Derek St. Holmes

Making Rock and Roll Cool Again
Derek St. Holmes: David Bean.

Derek St. Holmes has been in the rock and roll business since the early 1970s and is best known for his work as guitarist, vocalist, and co-songwriter with the original Ted Nugent band. Ever the unsung hero, St. Holmes was delivering the word on favorites like “Stranglehold,” “Snakeskin Cowboys,” and “Hey Baby,” back when people assumed the band’s namesake was the voice emanating from their speakers.

In 1981, St. Holmes teamed with Aerosmith guitarist Brad Whitford to released the self-titled collaboration Whitford/St. Holmes. Now, 35 years on, they’re at it again with a new record and tour. “It’s like a throwback to 1978,” said St. Holmes. “It’s stuff that sounds like it could be on the next Aerosmith or Ted Nugent record, but it’s not (laughs)! This is by far the best record I’ve been on; you don’t hear much like this anymore. Some of the younger guys are keeping this whole thing alive – bands like Blackberry Smoke, Rival Sons, and Winery Dogs.”

Whitford’s relocation is responsible for the reunion. “Brad moved to Nashville and we started hanging out. Then, guitars got involved and before long, we were saying to each other ‘Hey, check this out. This is something I’ve been working on,’ and shortly thereafter, they became songs. We forgot the chemistry we had, and 30-some odd years later, it’s still there. ”

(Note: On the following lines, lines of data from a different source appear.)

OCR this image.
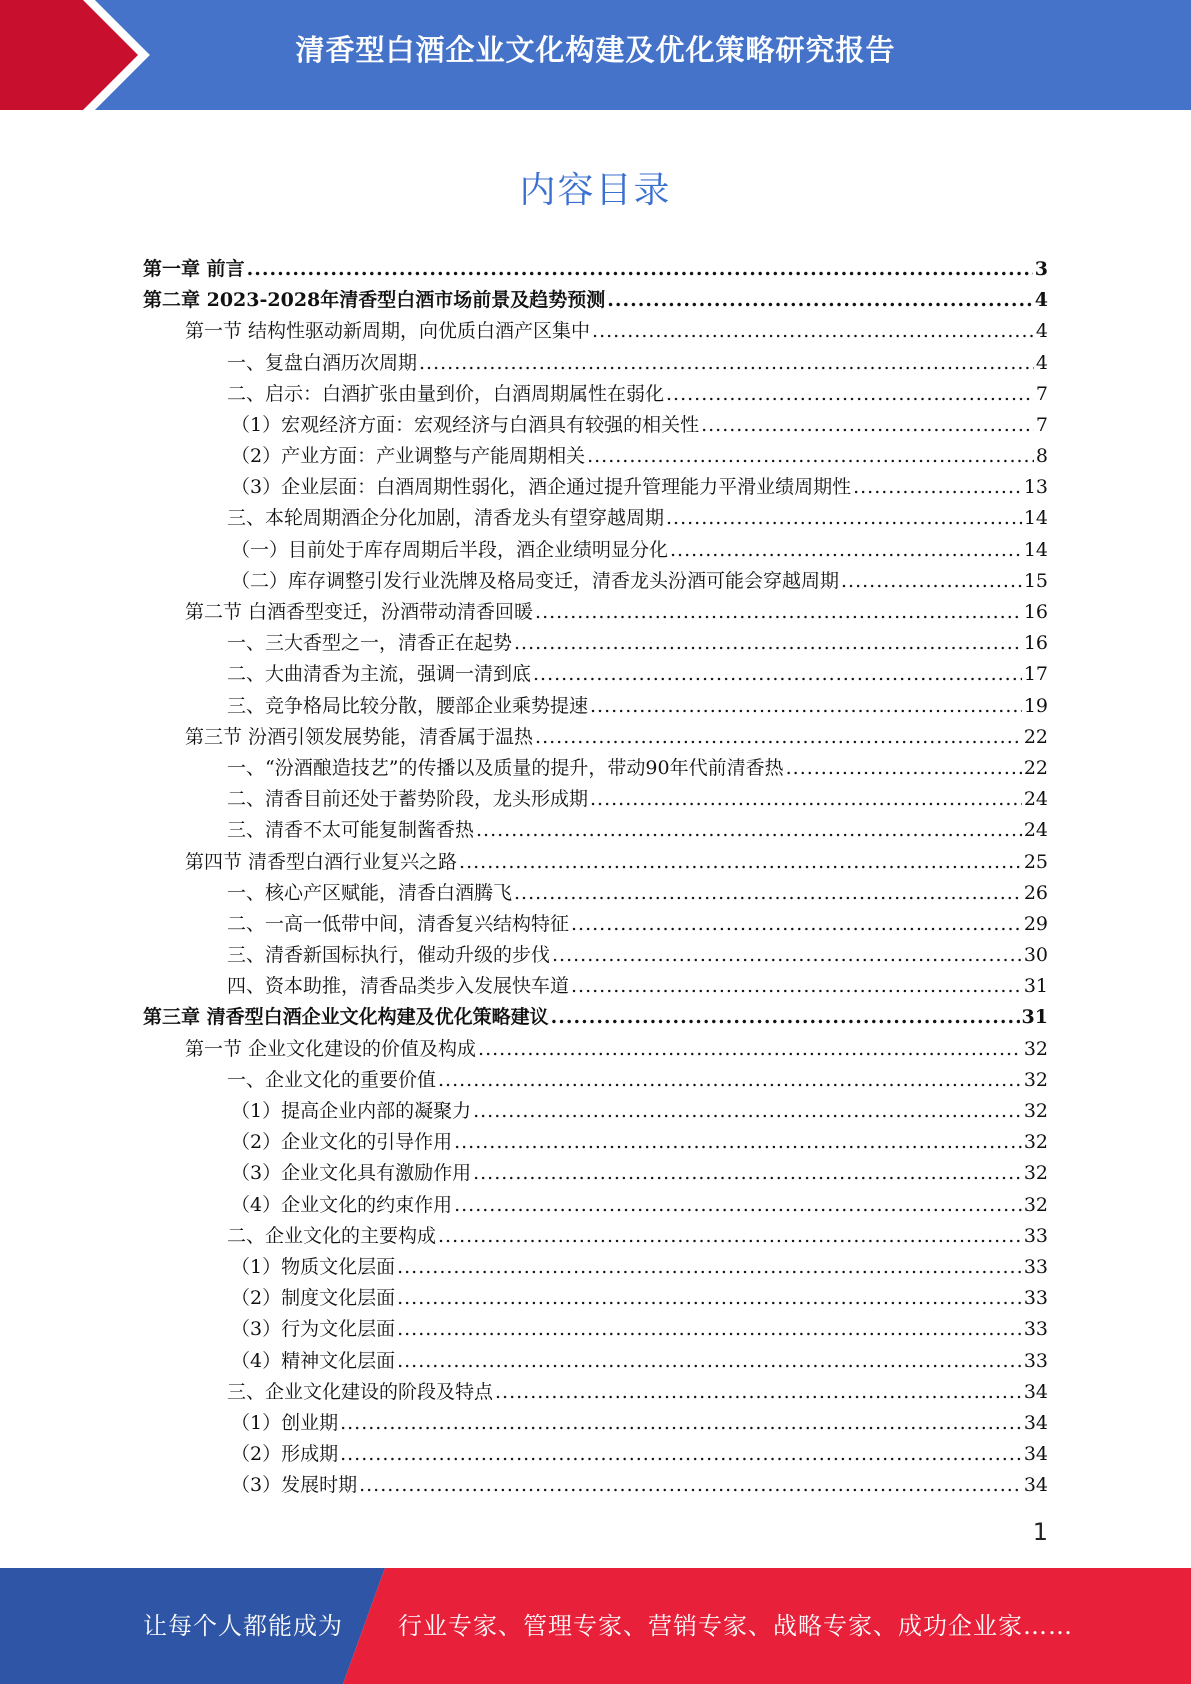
清香型白酒企业文化构建及优化策略研究报告
内容目录
第一章 前言 .....	3
第二章 2023-2028年清香型白酒市场前景及趋势预测 .....	4
第一节 结构性驱动新周期，向优质白酒产区集中 .....	4
一、复盘白酒历次周期 .....	4
二、启示：白酒扩张由量到价，白酒周期属性在弱化 .....	7
（1）宏观经济方面：宏观经济与白酒具有较强的相关性 .....	7
（2）产业方面：产业调整与产能周期相关 .....	8
（3）企业层面：白酒周期性弱化，酒企通过提升管理能力平滑业绩周期性 .....	13
三、本轮周期酒企分化加剧，清香龙头有望穿越周期 .....	14
（一）目前处于库存周期后半段，酒企业绩明显分化 .....	14
（二）库存调整引发行业洗牌及格局变迁，清香龙头汾酒可能会穿越周期 .....	15
第二节 白酒香型变迁，汾酒带动清香回暖 .....	16
一、三大香型之一，清香正在起势 .....	16
二、大曲清香为主流，强调一清到底 .....	17
三、竞争格局比较分散，腰部企业乘势提速 .....	19
第三节 汾酒引领发展势能，清香属于温热 .....	22
一、“汾酒酿造技艺”的传播以及质量的提升，带动90年代前清香热 .....	22
二、清香目前还处于蓄势阶段，龙头形成期 .....	24
三、清香不太可能复制酱香热 .....	24
第四节 清香型白酒行业复兴之路 .....	25
一、核心产区赋能，清香白酒腾飞 .....	26
二、一高一低带中间，清香复兴结构特征 .....	29
三、清香新国标执行，催动升级的步伐 .....	30
四、资本助推，清香品类步入发展快车道 .....	31
第三章 清香型白酒企业文化构建及优化策略建议 .....	31
第一节 企业文化建设的价值及构成 .....	32
一、企业文化的重要价值 .....	32
（1）提高企业内部的凝聚力 .....	32
（2）企业文化的引导作用 .....	32
（3）企业文化具有激励作用 .....	32
（4）企业文化的约束作用 .....	32
二、企业文化的主要构成 .....	33
（1）物质文化层面 .....	33
（2）制度文化层面 .....	33
（3）行为文化层面 .....	33
（4）精神文化层面 .....	33
三、企业文化建设的阶段及特点 .....	34
（1）创业期 .....	34
（2）形成期 .....	34
（3）发展时期 .....	34
1
让每个人都能成为 行业专家、管理专家、营销专家、战略专家、成功企业家……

Of the pair’s instrumentation, he says, “It’s an art, having a two-guitar band, and the thing that works so well with Brad and me is that we really listen to each other. I hear him going to a certain place and I make sure that I’ve got him covered and then he hears something going on and he makes sure I’m covered.”

St. Holmes has always been partial to Gibsons.

“Is there another kind of guitar (laughs)? On the record, I used a 2013 ’57 reissue Goldtop and my three-pickup white SG Custom. Gibson made a copy of my old one that sounds and plays a hundred times better. It’s got the Maestro and looks exactly like my first one, but the neck is better, it plays better, and it’s got Burstbucker 3s instead of ’57s. The neck was so small on the original one that I could hardly make a chord. I only used it for a little while, then switched to my ’57 Junior and my ’71 Les Paul Custom. We also used Brad’s Gibson Jackson Browne acoustic on the record.”

St. Holmes prefers his guitars stock with the exception of the bridge. “I always use Tone Pros bridges. They look almost identical to stock, but they’re solid. The original bridges, with the guitar all strung up, still have a little movement and a slight vibration. The Tone Pros are locked down, it’s just one solid sound.”

For the stage and the studio, his amps are an 18-watt Sock Monkey with a 1×12″ 3 Monkeys cab and a Marshall MKII 50-watt reissue on a 4×12″ slant cab with 25-watt Celestion Greenbacks.

“We want to be powerful live, but we want to try to keep the stage volume down,” he said. “That’s mostly what we used on the record. I also used a hand-wired AC15 and a 50-watt Friedman that sounded great. We’re using the same guitars and amps we used to use, just a bit lower wattage. We had in mind that live Humble Pie record from ’71, and that’s the kind of tones we’re going for.”

They’re sticking with it on the road, as well.

“We’re taking quite a few vintage guitars out, so we can get the sounds we’re looking for. I’m using ’56 and ’59 Les Paul Juniors – the ’59 is a Cherry double-cutaway and the ’56 is a sunburst single-cut. Brad just went down to Boston and brought back his ’68 goldtop with P-90s and he might take that and his ’59 out with us. I had a chance to play the ’59 a bit and there’s no comparison – those old ones are the Holy Grail.”

St. Holmes keeps his pedalboard simple.

“I’m using an Xotic Custom Shop AC Booster, a Boss DD3 delay, a couple vintage tube choruses, and my Boss Tuner – that’s it. The tone, the sound, really comes from your fingers, your hands, your head, and your soul, you know?”

He attributes the vibe of the new album to their collective roots.

“Our old ears can still hear the way it sounded, standing in front of Jimi Hendrix or standing in front of Eric Clapton, going, ‘Man, that’s the sound.’ It’s stuck in our heads; can’t shake it.”